3 min read Last Updated : Feb 26 2025 | 10:57 PM IST
The consumer electricals segment had a mildly disappointing performance in the third quarter of financial year 2025 (Q3FY25) due to weak consumer sentiment in December.
Elevated advertising and promotion (A&P) spends and negative operating leverage squeezed operating profit margins. Rebound in demand for cables led to growth for Polycab though high channel inventory was negative.
Fans registered low-single digit growth, while kitchen appliances faced low demand, and low LED prices adversely impacted lighting. Stabilisers & UPS performed better, driving growth for V-Guard, while improvement in penetration aided double-digit growth for Eureka Forbes. Solar pumps demand is driven by government schemes, but delayed onset of winter impacted sale of water heaters.
Demand was healthy in Oct’24 due to festival season but softened later with a small surge in late Dec’24 due to channel filling for room air conditioners or RACs, refrigerators and fans. Premium range outpaced economy range. Durables outpaced the consumer electricals segment.
The product categories which registered double-digit growth were RAC, cables and pumps. Product categories which witnessed single digit growth were fans, wires, lighting, small appliances, refrigerators and washing machines. Cables saw double digit volume growth while wire sales were impacted by de-stocking and lower copper prices.
TPW (table/pedestal/ wall) fans (25 per cent of market) grew in double digits. RAC saw healthy double-digit growth on a low base while commercial refrigeration growth was subdued. Washing machine and refrigerator sales were soft.
Bluestar saw 25 per cent revenue growth while Polycab revenue rose 20 per cent and Voltas was up 18 per cent. Havells, Whirlpool, IFBI grew between 8-11 per cent. Crompton saw mid-single-digit growth.
Among durables firms, gross margin expansion was good for Voltas and Whirlpool, up 180 basis points or bps year-on-year (Y-o-Y) each.
It was modest for Bluestar (up 20 bps Y-o-Y) and flat for IFB Industries. The aggregated operating profit margins of durables firms grew 230 bps Y-o-Y to 6.4 per cent (expansion across 3 companies). Among electrical firms, gross margin expanded by 80-210 bps Y-o-Y, except for Polycab. Aggregated operating profit margin of electrical firms rose 40 bps Y-o-Y to 10.4 per cent.
Managements are optimistic for cooling product sales as Q4fY25 is a lead-in to summer demand. Improvement in broad-based demand and rural uptick will be key for budget/economy products. The impact of commodity cost volatility and rupee will need monitoring and could impact both pricing and margins across categories.

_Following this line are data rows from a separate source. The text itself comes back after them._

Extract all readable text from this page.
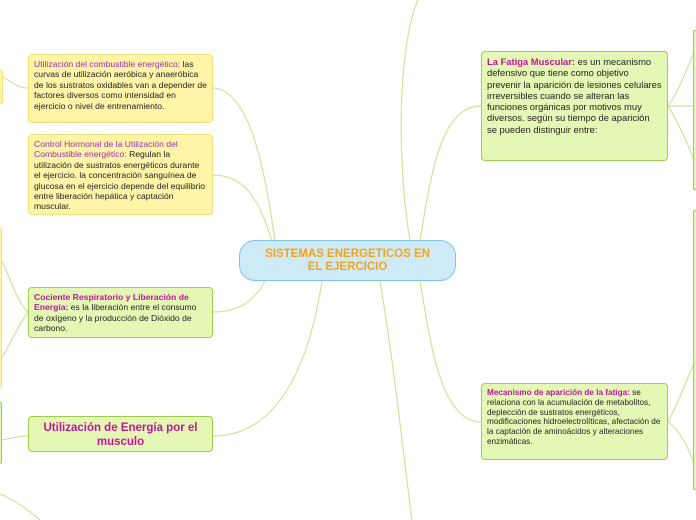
SISTEMAS ENERGETICOS EN EL EJERCICIO
Utilización del combustible energético: las curvas de utilización aeróbica y anaeróbica de los sustratos oxidables van a depender de factores diversos como intensidad en ejercicio o nivel de entrenamiento.
Control Hormonal de la Utilización del Combustible energético: Regulan la utilización de sustratos energéticos durante el ejercicio. la concentración sanguínea de glucosa en el ejercicio depende del equilibrio entre liberación hepática y captación muscular.
Cociente Respiratorio y Liberación de Energía: es la liberación entre el consumo de oxígeno y la producción de Dióxido de carbono.
Utilización de Energía por el musculo
La Fatiga Muscular: es un mecanismo defensivo que tiene como objetivo prevenir la aparición de lesiones celulares irreversibles cuando se alteran las funciones orgánicas por motivos muy diversos. según su tiempo de aparición se pueden distinguir entre:
Mecanismo de aparición de la fatiga: se relaciona con la acumulación de metabolitos, deplección de sustratos energéticos, modificaciones hidroelectrolíticas, afectación de la captación de aminoácidos y alteraciones enzimáticas.
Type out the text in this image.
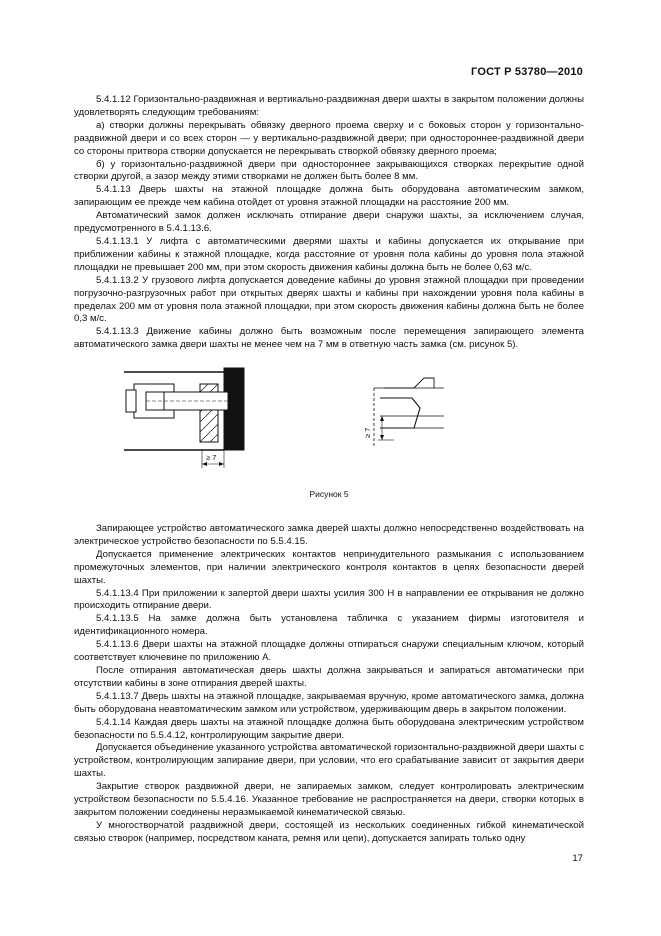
ГОСТ Р 53780—2010

5.4.1.12 Горизонтально-раздвижная и вертикально-раздвижная двери шахты в закрытом положении должны удовлетворять следующим требованиям:

а) створки должны перекрывать обвязку дверного проема сверху и с боковых сторон у горизонтально-раздвижной двери и со всех сторон — у вертикально-раздвижной двери; при одностороннее-раздвижной двери со стороны притвора створки допускается не перекрывать створкой обвязку дверного проема;

б) у горизонтально-раздвижной двери при одностороннее закрывающихся створках перекрытие одной створки другой, а зазор между этими створками не должен быть более 8 мм.

5.4.1.13 Дверь шахты на этажной площадке должна быть оборудована автоматическим замком, запирающим ее прежде чем кабина отойдет от уровня этажной площадки на расстояние 200 мм.

Автоматический замок должен исключать отпирание двери снаружи шахты, за исключением случая, предусмотренного в 5.4.1.13.6.

5.4.1.13.1 У лифта с автоматическими дверями шахты и кабины допускается их открывание при приближении кабины к этажной площадке, когда расстояние от уровня пола кабины до уровня пола этажной площадки не превышает 200 мм, при этом скорость движения кабины должна быть не более 0,63 м/с.

5.4.1.13.2 У грузового лифта допускается доведение кабины до уровня этажной площадки при проведении погрузочно-разгрузочных работ при открытых дверях шахты и кабины при нахождении уровня пола кабины в пределах 200 мм от уровня пола этажной площадки, при этом скорость движения кабины должна быть не более 0,3 м/с.

5.4.1.13.3 Движение кабины должно быть возможным после перемещения запирающего элемента автоматического замка двери шахты не менее чем на 7 мм в ответную часть замка (см. рисунок 5).

≥ 7
≥ 7

Рисунок 5

Запирающее устройство автоматического замка дверей шахты должно непосредственно воздействовать на электрическое устройство безопасности по 5.5.4.15.

Допускается применение электрических контактов непринудительного размыкания с использованием промежуточных элементов, при наличии электрического контроля контактов в цепях безопасности дверей шахты.

5.4.1.13.4 При приложении к запертой двери шахты усилия 300 Н в направлении ее открывания не должно происходить отпирание двери.

5.4.1.13.5 На замке должна быть установлена табличка с указанием фирмы изготовителя и идентификационного номера.

5.4.1.13.6 Двери шахты на этажной площадке должны отпираться снаружи специальным ключом, который соответствует ключевине по приложению А.

После отпирания автоматическая дверь шахты должна закрываться и запираться автоматически при отсутствии кабины в зоне отпирания дверей шахты.

5.4.1.13.7 Дверь шахты на этажной площадке, закрываемая вручную, кроме автоматического замка, должна быть оборудована неавтоматическим замком или устройством, удерживающим дверь в закрытом положении.

5.4.1.14 Каждая дверь шахты на этажной площадке должна быть оборудована электрическим устройством безопасности по 5.5.4.12, контролирующим закрытие двери.

Допускается объединение указанного устройства автоматической горизонтально-раздвижной двери шахты с устройством, контролирующим запирание двери, при условии, что его срабатывание зависит от закрытия двери шахты.

Закрытие створок раздвижной двери, не запираемых замком, следует контролировать электрическим устройством безопасности по 5.5.4.16. Указанное требование не распространяется на двери, створки которых в закрытом положении соединены неразмыкаемой кинематической связью.

У многостворчатой раздвижной двери, состоящей из нескольких соединенных гибкой кинематической связью створок (например, посредством каната, ремня или цепи), допускается запирать только одну

17
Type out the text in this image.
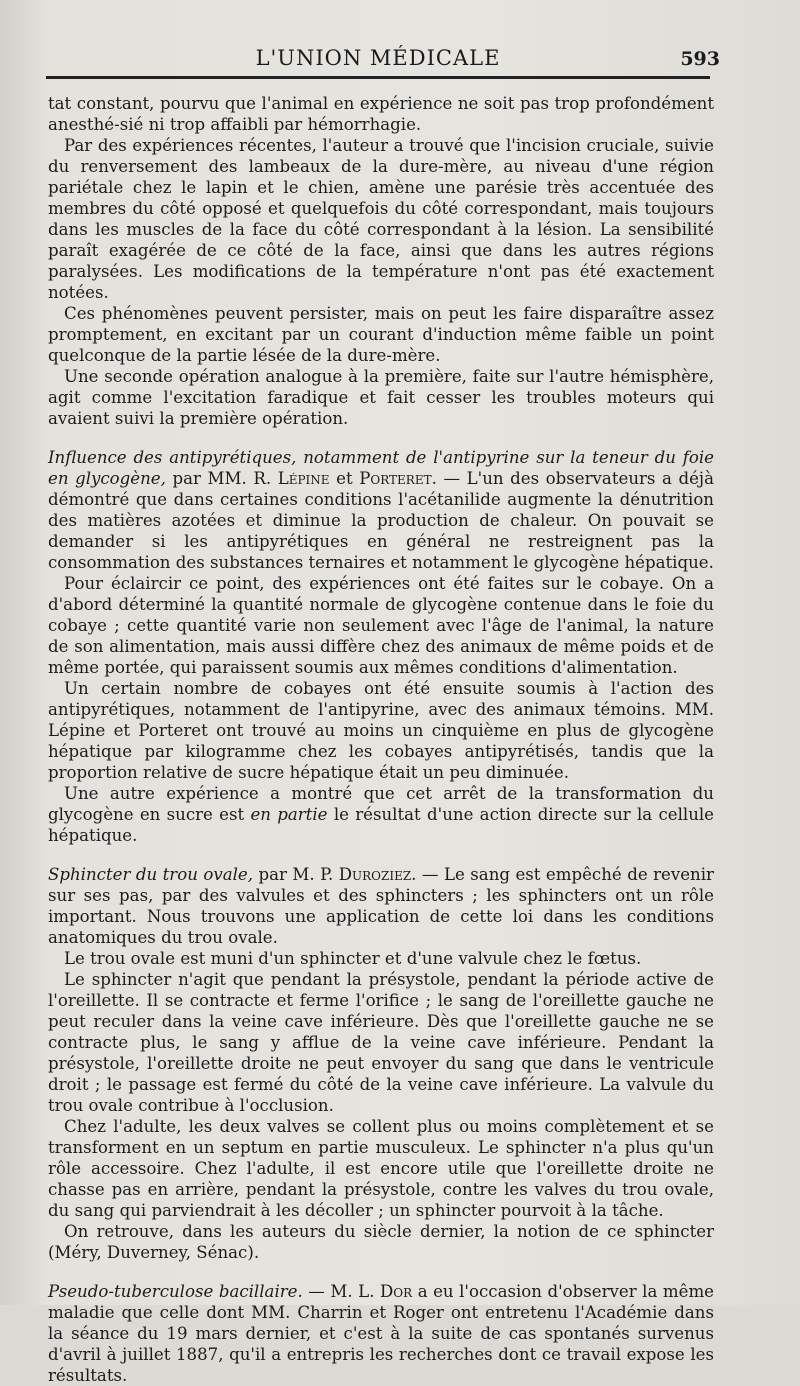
L'UNION MÉDICALE	593

tat constant, pourvu que l'animal en expérience ne soit pas trop profondément anesthé-sié ni trop affaibli par hémorrhagie.

Par des expériences récentes, l'auteur a trouvé que l'incision cruciale, suivie du renversement des lambeaux de la dure-mère, au niveau d'une région pariétale chez le lapin et le chien, amène une parésie très accentuée des membres du côté opposé et quelquefois du côté correspondant, mais toujours dans les muscles de la face du côté correspondant à la lésion. La sensibilité paraît exagérée de ce côté de la face, ainsi que dans les autres régions paralysées. Les modifications de la température n'ont pas été exactement notées.

Ces phénomènes peuvent persister, mais on peut les faire disparaître assez promptement, en excitant par un courant d'induction même faible un point quelconque de la partie lésée de la dure-mère.

Une seconde opération analogue à la première, faite sur l'autre hémisphère, agit comme l'excitation faradique et fait cesser les troubles moteurs qui avaient suivi la première opération.

Influence des antipyrétiques, notamment de l'antipyrine sur la teneur du foie en glycogène, par MM. R. Lépine et Porteret. — L'un des observateurs a déjà démontré que dans certaines conditions l'acétanilide augmente la dénutrition des matières azotées et diminue la production de chaleur. On pouvait se demander si les antipyrétiques en général ne restreignent pas la consommation des substances ternaires et notamment le glycogène hépatique.

Pour éclaircir ce point, des expériences ont été faites sur le cobaye. On a d'abord déterminé la quantité normale de glycogène contenue dans le foie du cobaye ; cette quantité varie non seulement avec l'âge de l'animal, la nature de son alimentation, mais aussi diffère chez des animaux de même poids et de même portée, qui paraissent soumis aux mêmes conditions d'alimentation.

Un certain nombre de cobayes ont été ensuite soumis à l'action des antipyrétiques, notamment de l'antipyrine, avec des animaux témoins. MM. Lépine et Porteret ont trouvé au moins un cinquième en plus de glycogène hépatique par kilogramme chez les cobayes antipyrétisés, tandis que la proportion relative de sucre hépatique était un peu diminuée.

Une autre expérience a montré que cet arrêt de la transformation du glycogène en sucre est en partie le résultat d'une action directe sur la cellule hépatique.

Sphincter du trou ovale, par M. P. Duroziez. — Le sang est empêché de revenir sur ses pas, par des valvules et des sphincters ; les sphincters ont un rôle important. Nous trouvons une application de cette loi dans les conditions anatomiques du trou ovale.

Le trou ovale est muni d'un sphincter et d'une valvule chez le fœtus.

Le sphincter n'agit que pendant la présystole, pendant la période active de l'oreillette. Il se contracte et ferme l'orifice ; le sang de l'oreillette gauche ne peut reculer dans la veine cave inférieure. Dès que l'oreillette gauche ne se contracte plus, le sang y afflue de la veine cave inférieure. Pendant la présystole, l'oreillette droite ne peut envoyer du sang que dans le ventricule droit ; le passage est fermé du côté de la veine cave inférieure. La valvule du trou ovale contribue à l'occlusion.

Chez l'adulte, les deux valves se collent plus ou moins complètement et se transforment en un septum en partie musculeux. Le sphincter n'a plus qu'un rôle accessoire. Chez l'adulte, il est encore utile que l'oreillette droite ne chasse pas en arrière, pendant la présystole, contre les valves du trou ovale, du sang qui parviendrait à les décoller ; un sphincter pourvoit à la tâche.

On retrouve, dans les auteurs du siècle dernier, la notion de ce sphincter (Méry, Duverney, Sénac).

Pseudo-tuberculose bacillaire. — M. L. Dor a eu l'occasion d'observer la même maladie que celle dont MM. Charrin et Roger ont entretenu l'Académie dans la séance du 19 mars dernier, et c'est à la suite de cas spontanés survenus d'avril à juillet 1887, qu'il a entrepris les recherches dont ce travail expose les résultats.
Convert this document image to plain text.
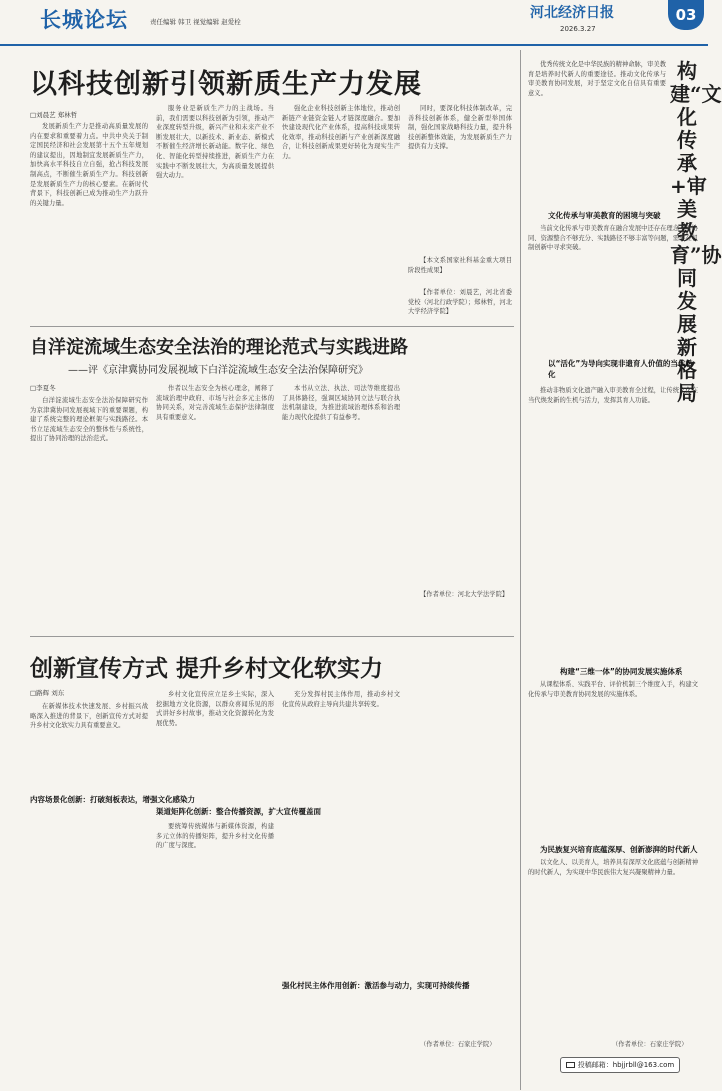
长城论坛	责任编辑 韩卫 视觉编辑 赵爱栓
河北经济日报
2026.3.27
03
以科技创新引领新质生产力发展
□刘晨艺 郑林哲
发展新质生产力是推动高质量发展的内在要求和重要着力点。中共中央关于制定国民经济和社会发展第十五个五年规划的建议提出，因地制宜发展新质生产力，加快高水平科技自立自强，抢占科技发展制高点，不断催生新质生产力。科技创新是发展新质生产力的核心要素。在新时代背景下，科技创新已成为推动生产力跃升的关键力量。
服务业是新质生产力的主战场。当前，我们需要以科技创新为引领，推动产业深度转型升级，新兴产业和未来产业不断发展壮大，以新技术、新业态、新模式不断催生经济增长新动能。数字化、绿色化、智能化转型持续推进，新质生产力在实践中不断发展壮大，为高质量发展提供强大动力。
强化企业科技创新主体地位，推动创新链产业链资金链人才链深度融合。要加快建设现代化产业体系，提高科技成果转化效率，推动科技创新与产业创新深度融合，让科技创新成果更好转化为现实生产力。
同时，要深化科技体制改革，完善科技创新体系，健全新型举国体制，强化国家战略科技力量，提升科技创新整体效能，为发展新质生产力提供有力支撑。
【本文系国家社科基金重大项目阶段性成果】
【作者单位：刘晨艺，河北省委党校（河北行政学院）；郑林哲，河北大学经济学院】
自洋淀流域生态安全法治的理论范式与实践进路
——评《京津冀协同发展视域下白洋淀流域生态安全法治保障研究》
□李夏冬
白洋淀流域生态安全法治保障研究作为京津冀协同发展视域下的重要课题，构建了系统完整的理论框架与实践路径。本书立足流域生态安全的整体性与系统性，提出了协同治理的法治范式。
作者以生态安全为核心理念，阐释了流域治理中政府、市场与社会多元主体的协同关系，对完善流域生态保护法律制度具有重要意义。
本书从立法、执法、司法等维度提出了具体路径，强调区域协同立法与联合执法机制建设，为推进流域治理体系和治理能力现代化提供了有益参考。
【作者单位：河北大学法学院】
创新宣传方式 提升乡村文化软实力
□路辉 刘东
在新媒体技术快速发展、乡村振兴战略深入推进的背景下，创新宣传方式对提升乡村文化软实力具有重要意义。
内容场景化创新：打破刻板表达，增强文化感染力
乡村文化宣传应立足乡土实际，深入挖掘地方文化资源，以群众喜闻乐见的形式讲好乡村故事，推动文化资源转化为发展优势。
渠道矩阵化创新：整合传播资源，扩大宣传覆盖面
要统筹传统媒体与新媒体资源，构建多元立体的传播矩阵，提升乡村文化传播的广度与深度。
强化村民主体作用创新：激活参与动力，实现可持续传播
充分发挥村民主体作用，推动乡村文化宣传从政府主导向共建共享转变。
（作者单位：石家庄学院）
构建“文化传承+审美教育”协同发展新格局
优秀传统文化是中华民族的精神命脉，审美教育是培养时代新人的重要途径。推动文化传承与审美教育协同发展，对于坚定文化自信具有重要意义。
文化传承与审美教育的困境与突破
当前文化传承与审美教育在融合发展中还存在理念不够协同、资源整合不够充分、实践路径不够丰富等问题，需要在机制创新中寻求突破。
以“活化”为导向实现非遗育人价值的当代转化
推动非物质文化遗产融入审美教育全过程，让传统文化在当代焕发新的生机与活力，发挥其育人功能。
构建“三维一体”的协同发展实施体系
从课程体系、实践平台、评价机制三个维度入手，构建文化传承与审美教育协同发展的实施体系。
为民族复兴培育底蕴深厚、创新澎湃的时代新人
以文化人、以美育人，培养具有深厚文化底蕴与创新精神的时代新人，为实现中华民族伟大复兴凝聚精神力量。
（作者单位：石家庄学院）
投稿邮箱：hbjjrbll@163.com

Exports have seen a pickup (up Y-o-Y and up Q-o-Q) for cable and wire firms. Companies indicated strong growth expectations due to demand arising from power transmission and distribution, real estate, infrastructure and data centres.
Small appliances (home + kitchen) grew at a modest rate. Havells continues to outperform peers. Margins remain slightly depressed for most given investments (A&P, distribution fronts) and intense competition. In large appliances, demand was steady, with strong primary sales in RAC (largely channel filling). Voltas and Whirlpool gained market share. There are concerns around compressor availability and is a key variable to monitor.
Valuations have reduced post the recent correction and are below historical averages in many cases. Analysts see target prices offering 20-30 per cent upside if the demand cycle improves. Crompton, Polycab and Eureka are top picks in terms of growth potential and product range compared to respective historical valuations. Voltas has pushed aggressively for growth which has affected margins and could be due for a re-rating if demand picks up while it holds or improves market share.